Ce sont deux réactions que Martine de Rabaudy a
voulu susciter chez Jean Daniel, ce qui lui fait prendre
une distance nouvelle à l'égard de ce qu'il a vécu de
plus intime. A chaque période, parfois à chaque phrase,
un fait ou un sentiment surgit qu'il ne reconnaît pas.

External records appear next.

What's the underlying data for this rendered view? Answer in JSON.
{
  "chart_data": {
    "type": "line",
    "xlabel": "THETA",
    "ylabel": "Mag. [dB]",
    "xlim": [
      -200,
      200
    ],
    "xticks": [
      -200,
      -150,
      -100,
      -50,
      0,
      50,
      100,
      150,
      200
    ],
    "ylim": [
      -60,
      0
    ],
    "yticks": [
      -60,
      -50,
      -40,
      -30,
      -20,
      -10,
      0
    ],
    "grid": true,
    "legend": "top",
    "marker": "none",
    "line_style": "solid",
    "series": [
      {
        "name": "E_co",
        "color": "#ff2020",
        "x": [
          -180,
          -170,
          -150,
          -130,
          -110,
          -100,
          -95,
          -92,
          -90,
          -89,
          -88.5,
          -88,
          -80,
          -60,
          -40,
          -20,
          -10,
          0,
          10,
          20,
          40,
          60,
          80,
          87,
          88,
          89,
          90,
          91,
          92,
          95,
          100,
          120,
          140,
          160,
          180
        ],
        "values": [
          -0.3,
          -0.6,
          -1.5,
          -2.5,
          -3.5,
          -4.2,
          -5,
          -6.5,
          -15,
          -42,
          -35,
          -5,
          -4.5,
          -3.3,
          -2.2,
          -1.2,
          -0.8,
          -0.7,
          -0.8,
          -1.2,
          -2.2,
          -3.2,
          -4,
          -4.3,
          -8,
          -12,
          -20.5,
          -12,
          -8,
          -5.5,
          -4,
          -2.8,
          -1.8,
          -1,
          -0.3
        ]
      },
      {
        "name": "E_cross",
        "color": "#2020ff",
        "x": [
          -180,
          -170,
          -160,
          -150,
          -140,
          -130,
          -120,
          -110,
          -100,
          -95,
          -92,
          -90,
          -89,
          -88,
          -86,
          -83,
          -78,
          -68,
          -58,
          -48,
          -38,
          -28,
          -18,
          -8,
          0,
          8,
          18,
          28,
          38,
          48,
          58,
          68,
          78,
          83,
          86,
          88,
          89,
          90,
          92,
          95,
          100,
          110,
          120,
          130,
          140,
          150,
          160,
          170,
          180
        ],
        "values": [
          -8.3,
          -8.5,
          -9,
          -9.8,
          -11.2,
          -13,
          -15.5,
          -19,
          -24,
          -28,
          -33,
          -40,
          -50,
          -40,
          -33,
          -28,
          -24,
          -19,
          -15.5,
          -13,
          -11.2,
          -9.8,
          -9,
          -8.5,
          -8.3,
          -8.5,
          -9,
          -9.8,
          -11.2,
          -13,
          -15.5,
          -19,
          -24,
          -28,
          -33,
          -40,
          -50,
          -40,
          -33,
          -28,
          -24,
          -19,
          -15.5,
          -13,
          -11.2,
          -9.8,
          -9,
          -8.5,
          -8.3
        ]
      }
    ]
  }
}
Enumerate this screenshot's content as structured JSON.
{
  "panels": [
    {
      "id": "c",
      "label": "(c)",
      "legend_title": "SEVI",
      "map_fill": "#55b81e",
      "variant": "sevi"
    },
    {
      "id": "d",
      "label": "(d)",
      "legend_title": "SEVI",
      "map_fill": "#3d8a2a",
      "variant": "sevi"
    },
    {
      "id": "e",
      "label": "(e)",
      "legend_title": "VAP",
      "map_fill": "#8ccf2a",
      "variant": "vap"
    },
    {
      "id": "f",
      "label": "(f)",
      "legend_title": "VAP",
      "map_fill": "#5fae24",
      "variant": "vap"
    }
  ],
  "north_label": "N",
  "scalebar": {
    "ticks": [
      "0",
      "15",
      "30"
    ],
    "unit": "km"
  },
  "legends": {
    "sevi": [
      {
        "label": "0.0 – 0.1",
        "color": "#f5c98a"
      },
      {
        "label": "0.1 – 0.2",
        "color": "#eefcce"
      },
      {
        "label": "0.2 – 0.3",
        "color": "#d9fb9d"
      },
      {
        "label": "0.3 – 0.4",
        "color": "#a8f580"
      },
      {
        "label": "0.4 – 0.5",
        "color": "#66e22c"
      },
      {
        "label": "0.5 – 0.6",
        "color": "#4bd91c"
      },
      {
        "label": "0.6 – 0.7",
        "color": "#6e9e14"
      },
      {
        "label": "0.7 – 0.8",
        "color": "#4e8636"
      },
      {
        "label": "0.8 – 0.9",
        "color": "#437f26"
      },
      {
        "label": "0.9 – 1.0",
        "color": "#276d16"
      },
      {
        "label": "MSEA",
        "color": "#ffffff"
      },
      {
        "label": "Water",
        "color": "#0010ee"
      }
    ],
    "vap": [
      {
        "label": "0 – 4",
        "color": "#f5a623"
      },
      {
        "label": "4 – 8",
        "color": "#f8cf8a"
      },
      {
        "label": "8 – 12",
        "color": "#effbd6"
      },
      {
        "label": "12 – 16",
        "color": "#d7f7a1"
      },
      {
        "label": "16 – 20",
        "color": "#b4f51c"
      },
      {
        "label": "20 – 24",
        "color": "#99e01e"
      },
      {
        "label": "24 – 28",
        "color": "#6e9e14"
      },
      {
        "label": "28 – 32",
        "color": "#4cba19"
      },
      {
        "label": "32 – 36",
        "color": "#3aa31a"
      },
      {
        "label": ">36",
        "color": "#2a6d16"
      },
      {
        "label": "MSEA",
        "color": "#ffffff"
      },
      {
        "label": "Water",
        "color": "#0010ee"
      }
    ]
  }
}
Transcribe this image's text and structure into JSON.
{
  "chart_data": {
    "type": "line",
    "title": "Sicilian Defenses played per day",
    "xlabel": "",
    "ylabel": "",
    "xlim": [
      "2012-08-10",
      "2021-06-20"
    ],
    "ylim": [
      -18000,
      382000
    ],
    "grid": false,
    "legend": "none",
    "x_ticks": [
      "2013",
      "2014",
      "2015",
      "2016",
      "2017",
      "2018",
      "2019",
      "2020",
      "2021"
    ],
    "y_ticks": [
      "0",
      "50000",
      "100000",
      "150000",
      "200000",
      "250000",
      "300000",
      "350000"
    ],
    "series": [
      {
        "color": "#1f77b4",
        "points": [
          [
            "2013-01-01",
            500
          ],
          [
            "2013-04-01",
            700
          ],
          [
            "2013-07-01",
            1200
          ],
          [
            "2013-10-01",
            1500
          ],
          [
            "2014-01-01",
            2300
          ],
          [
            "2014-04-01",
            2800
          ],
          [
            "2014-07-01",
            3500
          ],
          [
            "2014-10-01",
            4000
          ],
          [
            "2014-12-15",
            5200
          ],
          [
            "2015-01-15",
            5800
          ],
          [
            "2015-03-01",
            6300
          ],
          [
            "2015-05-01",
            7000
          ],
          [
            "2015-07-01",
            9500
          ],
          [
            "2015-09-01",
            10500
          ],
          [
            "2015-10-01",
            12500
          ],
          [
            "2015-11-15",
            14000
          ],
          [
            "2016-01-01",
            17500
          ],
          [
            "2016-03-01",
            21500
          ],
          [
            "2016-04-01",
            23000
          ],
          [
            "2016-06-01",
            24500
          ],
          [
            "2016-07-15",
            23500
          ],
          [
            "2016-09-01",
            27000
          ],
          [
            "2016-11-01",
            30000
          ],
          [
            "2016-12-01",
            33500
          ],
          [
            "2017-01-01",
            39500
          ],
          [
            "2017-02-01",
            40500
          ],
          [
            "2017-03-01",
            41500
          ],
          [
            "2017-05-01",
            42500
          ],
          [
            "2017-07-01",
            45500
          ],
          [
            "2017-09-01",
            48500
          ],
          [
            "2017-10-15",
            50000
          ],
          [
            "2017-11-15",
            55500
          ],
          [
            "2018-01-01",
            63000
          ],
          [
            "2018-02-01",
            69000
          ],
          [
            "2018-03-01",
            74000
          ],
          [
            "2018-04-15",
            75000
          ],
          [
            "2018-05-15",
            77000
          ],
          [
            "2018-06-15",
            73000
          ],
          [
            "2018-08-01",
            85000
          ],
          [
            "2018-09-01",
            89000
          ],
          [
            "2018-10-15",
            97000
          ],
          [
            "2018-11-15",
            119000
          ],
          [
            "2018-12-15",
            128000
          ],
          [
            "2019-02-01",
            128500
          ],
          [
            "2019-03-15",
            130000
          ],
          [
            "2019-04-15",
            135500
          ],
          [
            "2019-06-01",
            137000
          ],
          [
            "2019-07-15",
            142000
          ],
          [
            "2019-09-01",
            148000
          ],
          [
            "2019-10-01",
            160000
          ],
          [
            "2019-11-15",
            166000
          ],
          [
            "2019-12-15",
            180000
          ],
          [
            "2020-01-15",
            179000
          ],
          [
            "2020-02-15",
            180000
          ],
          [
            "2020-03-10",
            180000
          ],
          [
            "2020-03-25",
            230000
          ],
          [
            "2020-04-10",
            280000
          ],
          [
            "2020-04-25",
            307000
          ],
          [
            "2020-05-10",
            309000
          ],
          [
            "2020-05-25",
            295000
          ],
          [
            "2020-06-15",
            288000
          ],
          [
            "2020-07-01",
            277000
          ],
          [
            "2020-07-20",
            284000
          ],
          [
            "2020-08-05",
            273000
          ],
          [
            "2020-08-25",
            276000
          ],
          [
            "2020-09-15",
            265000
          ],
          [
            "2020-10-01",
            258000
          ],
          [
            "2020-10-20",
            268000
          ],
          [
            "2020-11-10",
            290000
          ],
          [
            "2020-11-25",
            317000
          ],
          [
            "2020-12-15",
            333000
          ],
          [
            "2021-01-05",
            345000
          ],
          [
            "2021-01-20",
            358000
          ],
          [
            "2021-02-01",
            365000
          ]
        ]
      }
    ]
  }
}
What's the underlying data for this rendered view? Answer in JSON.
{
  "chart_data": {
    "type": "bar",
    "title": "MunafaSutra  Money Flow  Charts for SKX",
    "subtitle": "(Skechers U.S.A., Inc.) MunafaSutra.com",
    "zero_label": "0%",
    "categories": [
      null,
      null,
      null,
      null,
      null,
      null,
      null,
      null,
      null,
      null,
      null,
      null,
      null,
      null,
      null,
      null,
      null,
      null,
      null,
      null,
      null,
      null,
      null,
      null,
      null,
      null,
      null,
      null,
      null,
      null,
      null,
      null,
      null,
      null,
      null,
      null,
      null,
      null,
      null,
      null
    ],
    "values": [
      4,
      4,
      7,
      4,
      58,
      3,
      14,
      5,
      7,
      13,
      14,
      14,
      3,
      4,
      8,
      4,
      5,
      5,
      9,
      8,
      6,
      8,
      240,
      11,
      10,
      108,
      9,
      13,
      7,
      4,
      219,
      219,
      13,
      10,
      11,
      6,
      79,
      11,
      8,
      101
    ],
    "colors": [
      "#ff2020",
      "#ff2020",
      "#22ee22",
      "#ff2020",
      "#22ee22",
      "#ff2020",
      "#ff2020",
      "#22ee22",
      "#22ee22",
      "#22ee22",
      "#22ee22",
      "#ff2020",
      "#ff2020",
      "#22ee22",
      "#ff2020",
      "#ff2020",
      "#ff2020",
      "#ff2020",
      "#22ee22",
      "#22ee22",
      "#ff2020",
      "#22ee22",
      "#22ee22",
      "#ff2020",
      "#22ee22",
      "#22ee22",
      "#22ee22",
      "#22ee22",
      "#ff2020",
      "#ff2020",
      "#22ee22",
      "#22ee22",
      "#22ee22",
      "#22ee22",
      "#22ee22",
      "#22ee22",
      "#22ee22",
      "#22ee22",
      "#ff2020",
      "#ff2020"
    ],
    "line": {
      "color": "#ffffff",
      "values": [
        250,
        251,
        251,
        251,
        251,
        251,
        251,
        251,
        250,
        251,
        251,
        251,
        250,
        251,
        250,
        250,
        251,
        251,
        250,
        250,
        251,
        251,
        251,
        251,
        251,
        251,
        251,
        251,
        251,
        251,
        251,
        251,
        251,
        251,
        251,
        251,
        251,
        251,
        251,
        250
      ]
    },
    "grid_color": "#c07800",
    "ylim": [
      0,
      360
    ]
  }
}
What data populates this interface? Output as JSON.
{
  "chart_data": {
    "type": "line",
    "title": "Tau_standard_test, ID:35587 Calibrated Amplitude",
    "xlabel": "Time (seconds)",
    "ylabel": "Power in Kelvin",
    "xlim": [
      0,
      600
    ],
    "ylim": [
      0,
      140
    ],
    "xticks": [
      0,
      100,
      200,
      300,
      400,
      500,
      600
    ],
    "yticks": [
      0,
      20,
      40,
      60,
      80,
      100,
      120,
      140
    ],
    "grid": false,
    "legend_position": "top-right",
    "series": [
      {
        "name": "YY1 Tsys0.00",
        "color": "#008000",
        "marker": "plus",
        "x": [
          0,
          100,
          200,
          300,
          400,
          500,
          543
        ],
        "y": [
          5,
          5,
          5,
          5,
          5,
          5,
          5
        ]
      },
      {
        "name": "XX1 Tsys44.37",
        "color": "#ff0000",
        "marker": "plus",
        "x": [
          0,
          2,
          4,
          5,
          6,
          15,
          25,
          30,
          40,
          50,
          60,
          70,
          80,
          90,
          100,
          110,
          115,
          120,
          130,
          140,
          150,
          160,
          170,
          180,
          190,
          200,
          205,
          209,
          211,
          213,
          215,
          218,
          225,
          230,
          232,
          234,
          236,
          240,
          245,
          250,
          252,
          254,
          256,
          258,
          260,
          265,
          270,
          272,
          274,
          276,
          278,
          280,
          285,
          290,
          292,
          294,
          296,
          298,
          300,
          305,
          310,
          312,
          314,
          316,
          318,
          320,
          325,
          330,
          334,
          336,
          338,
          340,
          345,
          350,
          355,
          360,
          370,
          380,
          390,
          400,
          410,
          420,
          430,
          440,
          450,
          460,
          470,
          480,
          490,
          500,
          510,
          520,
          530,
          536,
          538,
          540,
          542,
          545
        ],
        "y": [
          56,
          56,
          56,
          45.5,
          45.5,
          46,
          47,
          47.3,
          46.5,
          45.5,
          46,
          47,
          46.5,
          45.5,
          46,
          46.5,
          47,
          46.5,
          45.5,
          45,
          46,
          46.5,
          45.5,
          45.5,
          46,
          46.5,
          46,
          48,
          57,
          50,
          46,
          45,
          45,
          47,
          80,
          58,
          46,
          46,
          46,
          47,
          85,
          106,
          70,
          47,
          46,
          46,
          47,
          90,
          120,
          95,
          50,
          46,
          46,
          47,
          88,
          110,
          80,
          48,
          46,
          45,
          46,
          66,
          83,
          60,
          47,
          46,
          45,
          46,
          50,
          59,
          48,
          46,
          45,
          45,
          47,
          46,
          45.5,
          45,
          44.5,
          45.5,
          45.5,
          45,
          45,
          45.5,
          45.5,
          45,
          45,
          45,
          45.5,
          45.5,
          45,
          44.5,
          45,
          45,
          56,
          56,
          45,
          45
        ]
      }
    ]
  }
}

D'où un frisson de surprise et des élans de passion. Un
écrivain regarde vivre un journaliste et il s'étonne : le
second a eu dans la vie, malgré les épreuves, une chance
que le premier ne trouve pas toujours justifiée. Il a été
aidé et entouré par les plus grands et parfois il s'est
retourné contre eux...
Cela dit, le héros du livre ne se doute pas, en 1964,
lorsqu'il fonde Le Nouvel Observateur, qu'il ajoute une
institution à la vie intellectuelle française. Et que son
hebdomadaire va devenir, à travers un demi-siècle d'orages
et de tumultes, le rendez-vous de la littérature et de la
politique. Et voici qu'aujourd'hui l'écrivain aperçoit
sans indulgence, au coeur de cette histoire, un journaliste
candide et distant, un étranger sûr de lui dans l'action
et sceptique dans les idées, péremptoire et désenchanté,
esthète et engagé, laïc et mystique, gidien, camusien,
mendésiste, fidèle à une certaine idée de la gauche et
qui tente de survivre à la mort des utopies et aux échecs
de la décolonisation. Cet étranger qui me ressemble revisite
ainsi l'aventure d'un journaliste-écrivain aux prises avec
son siècle.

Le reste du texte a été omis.